Queues of people are snaking around St Peter’s Square in the Vatican for a second day as they wait to view the body of Pope Emeritus Benedict XVI.
He died on Saturday at the age of 95 after 10 years of retirement from the papacy and increasingly frail health.
His body is lying in state in St Peter’s Basilica, where thousands of faithful and curious are arriving for the viewing.
On Monday, the first day the general public could view the body, around 65,000 people paid their respects — about double what Italian security had predicted. A third day of viewing is set for Wednesday.
On Thursday, Pope Francis will lead the funeral Mass in St Peter’s Square for his predecessor, the first pontiff in 600 years to resign.

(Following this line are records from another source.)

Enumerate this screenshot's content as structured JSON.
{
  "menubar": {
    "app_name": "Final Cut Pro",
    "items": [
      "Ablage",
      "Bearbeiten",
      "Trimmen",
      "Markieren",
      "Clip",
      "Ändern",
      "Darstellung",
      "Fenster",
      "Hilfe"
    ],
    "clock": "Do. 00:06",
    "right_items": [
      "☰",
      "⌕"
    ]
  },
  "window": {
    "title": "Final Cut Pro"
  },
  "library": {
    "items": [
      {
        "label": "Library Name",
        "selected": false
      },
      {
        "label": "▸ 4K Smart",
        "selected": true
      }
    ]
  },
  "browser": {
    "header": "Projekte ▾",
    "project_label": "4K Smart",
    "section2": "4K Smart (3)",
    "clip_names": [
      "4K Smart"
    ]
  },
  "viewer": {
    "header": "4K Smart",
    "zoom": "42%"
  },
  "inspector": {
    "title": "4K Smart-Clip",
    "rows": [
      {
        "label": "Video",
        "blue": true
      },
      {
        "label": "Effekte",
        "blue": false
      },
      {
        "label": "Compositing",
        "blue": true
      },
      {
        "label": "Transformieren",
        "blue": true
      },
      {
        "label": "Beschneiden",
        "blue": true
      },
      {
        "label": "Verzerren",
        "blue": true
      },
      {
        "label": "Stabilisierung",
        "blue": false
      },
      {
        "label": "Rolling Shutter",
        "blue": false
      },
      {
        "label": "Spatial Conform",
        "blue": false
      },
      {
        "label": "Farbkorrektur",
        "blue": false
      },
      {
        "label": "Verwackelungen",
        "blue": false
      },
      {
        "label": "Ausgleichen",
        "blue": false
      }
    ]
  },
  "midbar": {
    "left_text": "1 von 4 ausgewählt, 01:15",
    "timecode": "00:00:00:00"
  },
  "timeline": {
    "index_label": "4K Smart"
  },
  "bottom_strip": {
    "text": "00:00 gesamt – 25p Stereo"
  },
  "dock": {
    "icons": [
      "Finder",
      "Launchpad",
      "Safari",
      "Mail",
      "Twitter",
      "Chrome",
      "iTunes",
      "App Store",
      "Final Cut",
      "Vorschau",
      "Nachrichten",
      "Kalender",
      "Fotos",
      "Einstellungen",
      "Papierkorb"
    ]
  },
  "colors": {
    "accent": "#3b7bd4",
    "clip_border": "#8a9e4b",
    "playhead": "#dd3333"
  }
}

The basilica’s doors opened before dawn on Tuesday and among those paying respects was six-year-old Miriam Groppelli, who is an altar server in her parish in Milan.

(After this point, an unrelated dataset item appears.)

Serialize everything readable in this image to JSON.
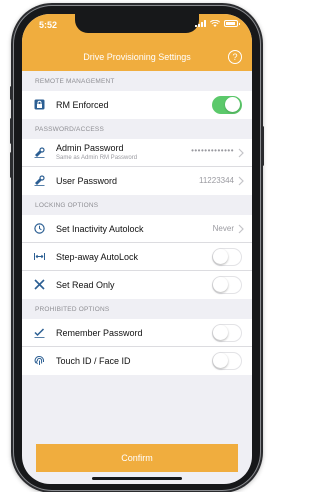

She and her father Giuseppe, 40, travelled by train in the early hours to offer their homage, along with Miriam’s grandparents and older brother and sisters.
“I told her his story and she was really excited to come to Rome to say goodbye,” Mr Groppelli said. “Benedict has been very important for the Church, his speeches were so clear and beautiful, he leaves a great legacy of knowledge.

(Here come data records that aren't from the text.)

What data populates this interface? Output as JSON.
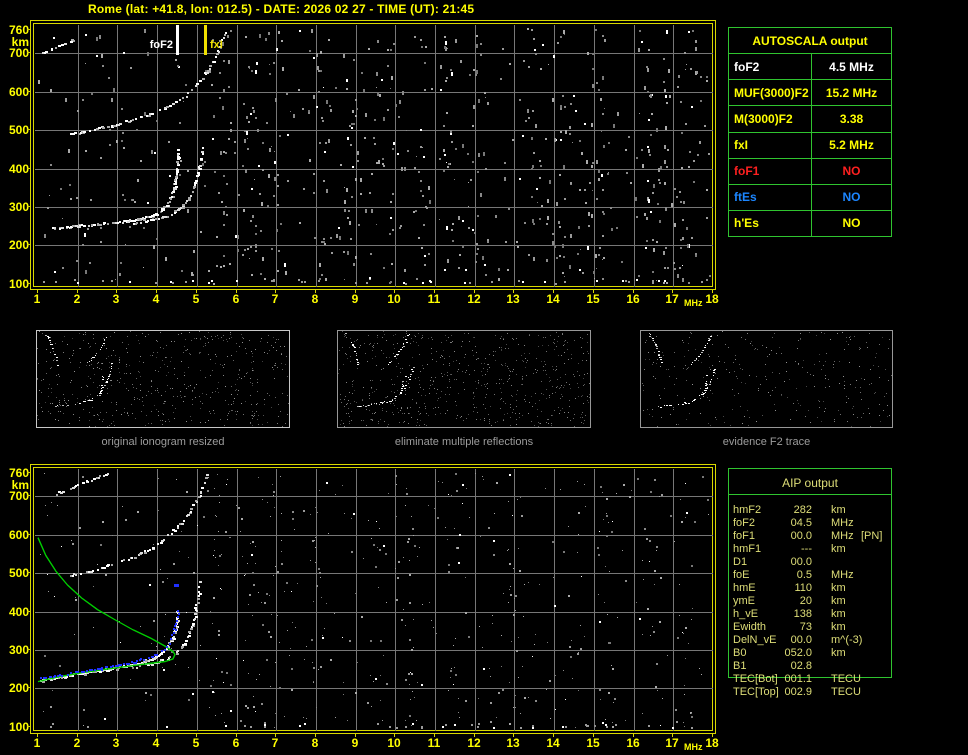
{
  "title": "Rome (lat: +41.8, lon: 012.5) - DATE: 2026 02 27 - TIME (UT): 21:45",
  "axis": {
    "x_ticks": [
      "1",
      "2",
      "3",
      "4",
      "5",
      "6",
      "7",
      "8",
      "9",
      "10",
      "11",
      "12",
      "13",
      "14",
      "15",
      "16",
      "17",
      "18"
    ],
    "x_unit": "MHz",
    "y_ticks": [
      760,
      700,
      600,
      500,
      400,
      300,
      200,
      100
    ],
    "y_unit": "km",
    "x_range": [
      1,
      18
    ],
    "y_range": [
      100,
      760
    ]
  },
  "colors": {
    "background": "#000000",
    "accent_yellow": "#ffff00",
    "plot_border": "#d9d900",
    "grid": "#777777",
    "table_border": "#2fc42f",
    "aip_text": "#dede78",
    "caption_gray": "#9c9c9c",
    "profile_green": "#00cc00",
    "trace_blue": "#2030ff",
    "status_red": "#ff2020",
    "status_blue": "#1c86ff"
  },
  "top_plot": {
    "markers": [
      {
        "label": "foF2",
        "freq": 4.5,
        "color": "#ffffff"
      },
      {
        "label": "fxI",
        "freq": 5.2,
        "color": "#f0e000"
      }
    ],
    "traces": {
      "main_o": [
        [
          1.35,
          246
        ],
        [
          1.7,
          250
        ],
        [
          2.1,
          254
        ],
        [
          2.5,
          257
        ],
        [
          2.9,
          261
        ],
        [
          3.2,
          265
        ],
        [
          3.5,
          270
        ],
        [
          3.75,
          276
        ],
        [
          3.95,
          284
        ],
        [
          4.1,
          294
        ],
        [
          4.22,
          307
        ],
        [
          4.32,
          324
        ],
        [
          4.4,
          346
        ],
        [
          4.45,
          372
        ],
        [
          4.48,
          400
        ],
        [
          4.5,
          428
        ],
        [
          4.51,
          452
        ]
      ],
      "main_x": [
        [
          3.35,
          259
        ],
        [
          3.7,
          264
        ],
        [
          4.0,
          270
        ],
        [
          4.25,
          279
        ],
        [
          4.45,
          290
        ],
        [
          4.62,
          303
        ],
        [
          4.77,
          320
        ],
        [
          4.88,
          342
        ],
        [
          4.97,
          370
        ],
        [
          5.04,
          400
        ],
        [
          5.09,
          428
        ],
        [
          5.13,
          455
        ]
      ],
      "hop2": [
        [
          1.75,
          490
        ],
        [
          2.1,
          498
        ],
        [
          2.5,
          506
        ],
        [
          2.9,
          515
        ],
        [
          3.3,
          526
        ],
        [
          3.7,
          539
        ],
        [
          4.1,
          555
        ],
        [
          4.45,
          573
        ],
        [
          4.75,
          595
        ],
        [
          5.0,
          620
        ],
        [
          5.2,
          648
        ],
        [
          5.38,
          678
        ],
        [
          5.52,
          706
        ],
        [
          5.62,
          732
        ],
        [
          5.7,
          755
        ]
      ],
      "corner": [
        [
          1.1,
          702
        ],
        [
          1.35,
          714
        ],
        [
          1.6,
          725
        ],
        [
          1.85,
          736
        ],
        [
          2.1,
          746
        ],
        [
          2.35,
          754
        ]
      ]
    },
    "noise_clusters": [
      5.6,
      6.3,
      6.95,
      8.2,
      8.8,
      9.4,
      10.0,
      10.6,
      11.3,
      12.1,
      13.4,
      14.2,
      15.1,
      16.3,
      16.9,
      17.4
    ],
    "noise": {
      "uniform": 430,
      "cluster": 340,
      "bottom_row": 45
    }
  },
  "bottom_plot": {
    "traces": {
      "main_o": [
        [
          1.05,
          222
        ],
        [
          1.4,
          228
        ],
        [
          1.8,
          235
        ],
        [
          2.2,
          242
        ],
        [
          2.6,
          249
        ],
        [
          3.0,
          256
        ],
        [
          3.35,
          263
        ],
        [
          3.65,
          271
        ],
        [
          3.9,
          281
        ],
        [
          4.1,
          293
        ],
        [
          4.25,
          308
        ],
        [
          4.35,
          327
        ],
        [
          4.43,
          350
        ],
        [
          4.48,
          376
        ],
        [
          4.51,
          400
        ]
      ],
      "main_x": [
        [
          3.4,
          258
        ],
        [
          3.75,
          264
        ],
        [
          4.05,
          272
        ],
        [
          4.3,
          283
        ],
        [
          4.5,
          298
        ],
        [
          4.65,
          316
        ],
        [
          4.78,
          340
        ],
        [
          4.88,
          370
        ],
        [
          4.96,
          405
        ],
        [
          5.02,
          442
        ],
        [
          5.06,
          478
        ]
      ],
      "hop2": [
        [
          1.8,
          495
        ],
        [
          2.2,
          505
        ],
        [
          2.6,
          516
        ],
        [
          3.0,
          528
        ],
        [
          3.4,
          545
        ],
        [
          3.85,
          565
        ],
        [
          4.1,
          585
        ],
        [
          4.35,
          607
        ],
        [
          4.6,
          632
        ],
        [
          4.8,
          658
        ],
        [
          4.95,
          685
        ],
        [
          5.08,
          712
        ],
        [
          5.18,
          738
        ],
        [
          5.25,
          757
        ]
      ],
      "corner": [
        [
          1.3,
          700
        ],
        [
          1.6,
          714
        ],
        [
          1.9,
          727
        ],
        [
          2.2,
          739
        ],
        [
          2.5,
          750
        ],
        [
          2.75,
          758
        ]
      ]
    },
    "profile_green": [
      [
        1.0,
        592
      ],
      [
        1.2,
        545
      ],
      [
        1.45,
        505
      ],
      [
        1.75,
        468
      ],
      [
        2.1,
        435
      ],
      [
        2.5,
        405
      ],
      [
        2.95,
        378
      ],
      [
        3.4,
        352
      ],
      [
        3.85,
        330
      ],
      [
        4.2,
        310
      ],
      [
        4.4,
        296
      ],
      [
        4.45,
        288
      ],
      [
        4.4,
        277
      ],
      [
        4.2,
        270
      ],
      [
        3.8,
        265
      ],
      [
        3.3,
        258
      ],
      [
        2.7,
        250
      ],
      [
        2.1,
        241
      ],
      [
        1.5,
        230
      ],
      [
        1.0,
        218
      ]
    ],
    "blue_offset_km": 6,
    "blue_dot": [
      4.48,
      472
    ],
    "noise_clusters": [
      5.5,
      6.3,
      7.0,
      8.0,
      9.5,
      10.3,
      11.5,
      12.4,
      13.0,
      14.5,
      15.3,
      16.5,
      17.2
    ],
    "noise": {
      "uniform": 340,
      "cluster": 240,
      "bottom_row": 40
    }
  },
  "panels": [
    {
      "caption": "original ionogram resized",
      "noise": 540,
      "bright": 1.0
    },
    {
      "caption": "eliminate multiple reflections",
      "noise": 640,
      "bright": 0.85
    },
    {
      "caption": "evidence F2 trace",
      "noise": 300,
      "bright": 1.0
    }
  ],
  "mini_traces": {
    "hop1": [
      [
        0.07,
        0.78
      ],
      [
        0.12,
        0.77
      ],
      [
        0.17,
        0.75
      ],
      [
        0.21,
        0.72
      ],
      [
        0.25,
        0.64
      ],
      [
        0.27,
        0.55
      ],
      [
        0.285,
        0.45
      ],
      [
        0.295,
        0.34
      ]
    ],
    "hopx": [
      [
        0.245,
        0.66
      ],
      [
        0.255,
        0.56
      ],
      [
        0.262,
        0.47
      ]
    ],
    "hop2": [
      [
        0.2,
        0.34
      ],
      [
        0.23,
        0.25
      ],
      [
        0.255,
        0.16
      ],
      [
        0.27,
        0.08
      ],
      [
        0.28,
        0.03
      ]
    ],
    "arc": [
      [
        0.03,
        0.02
      ],
      [
        0.045,
        0.08
      ],
      [
        0.058,
        0.15
      ],
      [
        0.07,
        0.24
      ],
      [
        0.078,
        0.34
      ]
    ]
  },
  "autoscala": {
    "header": "AUTOSCALA output",
    "rows": [
      {
        "label": "foF2",
        "value": "4.5 MHz",
        "color": "#ffffff"
      },
      {
        "label": "MUF(3000)F2",
        "value": "15.2 MHz",
        "color": "#ffff00"
      },
      {
        "label": "M(3000)F2",
        "value": "3.38",
        "color": "#ffff00"
      },
      {
        "label": "fxI",
        "value": "5.2 MHz",
        "color": "#ffff00"
      },
      {
        "label": "foF1",
        "value": "NO",
        "color": "#ff2020"
      },
      {
        "label": "ftEs",
        "value": "NO",
        "color": "#1c86ff"
      },
      {
        "label": "h'Es",
        "value": "NO",
        "color": "#ffff00"
      }
    ]
  },
  "aip": {
    "header": "AIP output",
    "rows": [
      {
        "label": "hmF2",
        "value": "282",
        "unit": "km",
        "extra": ""
      },
      {
        "label": "foF2",
        "value": "04.5",
        "unit": "MHz",
        "extra": ""
      },
      {
        "label": "foF1",
        "value": "00.0",
        "unit": "MHz",
        "extra": "[PN]"
      },
      {
        "label": "hmF1",
        "value": "---",
        "unit": "km",
        "extra": ""
      },
      {
        "label": "D1",
        "value": "00.0",
        "unit": "",
        "extra": ""
      },
      {
        "label": "foE",
        "value": "0.5",
        "unit": "MHz",
        "extra": ""
      },
      {
        "label": "hmE",
        "value": "110",
        "unit": "km",
        "extra": ""
      },
      {
        "label": "ymE",
        "value": "20",
        "unit": "km",
        "extra": ""
      },
      {
        "label": "h_vE",
        "value": "138",
        "unit": "km",
        "extra": ""
      },
      {
        "label": "Ewidth",
        "value": "73",
        "unit": "km",
        "extra": ""
      },
      {
        "label": "DelN_vE",
        "value": "00.0",
        "unit": "m^(-3)",
        "extra": ""
      },
      {
        "label": "B0",
        "value": "052.0",
        "unit": "km",
        "extra": ""
      },
      {
        "label": "B1",
        "value": "02.8",
        "unit": "",
        "extra": ""
      },
      {
        "label": "TEC[Bot]",
        "value": "001.1",
        "unit": "TECU",
        "extra": ""
      },
      {
        "label": "TEC[Top]",
        "value": "002.9",
        "unit": "TECU",
        "extra": ""
      }
    ]
  }
}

“We came here to express our gratitude to him but also to God who send him to us.”
He offered his take on the arrangement that saw Benedict’s retirement in the Vatican City monastery where he died on Saturday, and Francis, who was elected in 2013 by fellow cardinals to succeed him.
“I believe there’s no real war or competition within the church and between popes. The church lives and grows every day, also thanks to their words,” he said.
Benedict, who as German Cardinal Joseph Ratzinger had served for decades at the Vatican as the church’s guardian of doctrinal orthodoxy, was known for his theological knowledge as well as for eloquent speeches, which — unlike like many of his predecessors — he wrote himself.
Francis will eulogise his predecessor at the funeral, which the Vatican has said will be marked by the simplicity that Benedict requested.
Since Benedict was no longer head of Vatican City State, only two countries — Italy and his native Germany — will send official delegations to the funeral, unlike for previous popes who died when they were reigning.
Political leaders and royalty, especially of predominantly Catholic countries, will attend in a private role.